In the 1980s, setting up at Camp Ashraf, the MEK lost its support inside Iran, viewed as an accomplice to a foreign regime. Iraq’s President, Saddam Hussein, was an ally of the US and the western powers. Only after the Iraqi regime became an officially demonised enemy of the US in 1991, did the MEK gain listing as a proscribed terrorist organisation.

Headed by Maryam and Massoud Rajavi, the MEK began its descent into a dictatorial, obsessive cult. Former members have spoken of the strongly controlled lifestyle, enforced gender segregation and celibacy, and the indoctrination of MEK members. Abandoning its origins in the struggles of pre-Revolutionary Iran, MEK militants had only one purpose in life – to sacrifice their lives to overthrow the Islamic republic.

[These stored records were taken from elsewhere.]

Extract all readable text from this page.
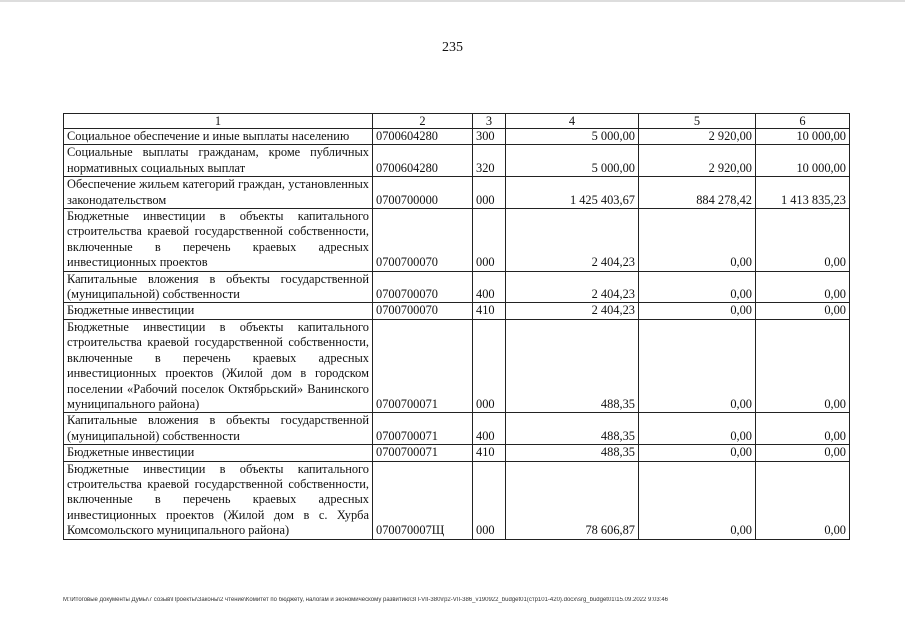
235
1	2	3	4	5	6
Социальное обеспечение и иные выплаты населению	0700604280	300	5 000,00	2 920,00	10 000,00
Социальные выплаты гражданам, кроме публичных нормативных социальных выплат	0700604280	320	5 000,00	2 920,00	10 000,00
Обеспечение жильем категорий граждан, установленных законодательством	0700700000	000	1 425 403,67	884 278,42	1 413 835,23
Бюджетные инвестиции в объекты капитального строительства краевой государственной собственности, включенные в перечень краевых адресных инвестиционных проектов	0700700070	000	2 404,23	0,00	0,00
Капитальные вложения в объекты государственной (муниципальной) собственности	0700700070	400	2 404,23	0,00	0,00
Бюджетные инвестиции	0700700070	410	2 404,23	0,00	0,00
Бюджетные инвестиции в объекты капитального строительства краевой государственной собственности, включенные в перечень краевых адресных инвестиционных проектов (Жилой дом в городском поселении «Рабочий поселок Октябрьский» Ванинского муниципального района)	0700700071	000	488,35	0,00	0,00
Капитальные вложения в объекты государственной (муниципальной) собственности	0700700071	400	488,35	0,00	0,00
Бюджетные инвестиции	0700700071	410	488,35	0,00	0,00
Бюджетные инвестиции в объекты капитального строительства краевой государственной собственности, включенные в перечень краевых адресных инвестиционных проектов (Жилой дом в с. Хурба Комсомольского муниципального района)	070070007Щ	000	78 606,87	0,00	0,00
M:\Итоговые документы Думы\7 созыв\Проекты\Законы\2 чтение\Комитет по бюджету, налогам и экономическому развитию\ЗП-VII-380\rp2-VII-386_v190922_budget01(стр101-420).docx\srg_budget01\15.09.2022 9:03:46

In 2003, with the American invasion of Iraq, the MEK transferred their base of operations to Albania – a client state of the US in the Balkans. There, the MEK soldiers live in their compound, shut off from the outside world. Massoud Rajavi, disappearing in 2003, is rumoured to be dead. Maryam Rajavi has since become the public face of the totalitarian cult, and has deliberately cultivated links with the most hawkish ultrarightist politicians in Washington.

However, it would be shortsighted to focus exclusively on the US Republicans who support the MEK, such as former US Secretary of State Mike Pompeo, former national security adviser John Bolton, and previously mayor of New York and Trumpist advocate Rudy Giuliani. Democrat politician Howard Dean, former Congressman and civil rights activist the late John Lewis, former FBI director Louis Freeh, former CIA chief Porter Goss, and former Homeland Security secretary Tom Ridge, have all spoken at MEK events, lent their voices to the group, and successfully lobbied to have them delisted from the proscribed terrorist groups label.

Republican and former House Speaker Newt Gingrich compared Rajavi to George Washington in one of his many occasions championing the cause of the MEK. Lauded as a ‘government in exile’, the latter has gained the support of strongly pro-Zionist voices, such as Alan Dershowitz, and the late Holocaust survivor Elie Wiesel. The Israeli spy agency, the Mossad, has used MEK operatives to carry out terrorist acts of sabotage inside Iran, in line with ‘regime change’ policy in Washington.

Delusional and terroristic cults, like the Rajavi MEK, are fostered by powerful American politicians to create an illusion of legitimacy. This cult, agitating for outright war with Iran, is not a credible source on which to rely for policy decisions. The US administration, already a belligerent protagonist with regard to Iran, has contributed financially and materially to what was considered by US authorities until 2012 as a terrorist organisation. Removing the MEK from the terrorism listing does not retroactively legalise the activities criminalised by the original legislation.

It has been a long way to respectability on Capitol Hill for the MEK.

Last year, when the US House of Representatives voted to condemn QAnon and its harmful conspiracist ideology, Democratic Congressman and chair of the House Rules Committee Jim McGovern, called it a sick cult. In that spirit, it is high time to condemn the MEK as an equally destructive and delusional cult, and its influence on American foreign policy towards Iran must be cancelled.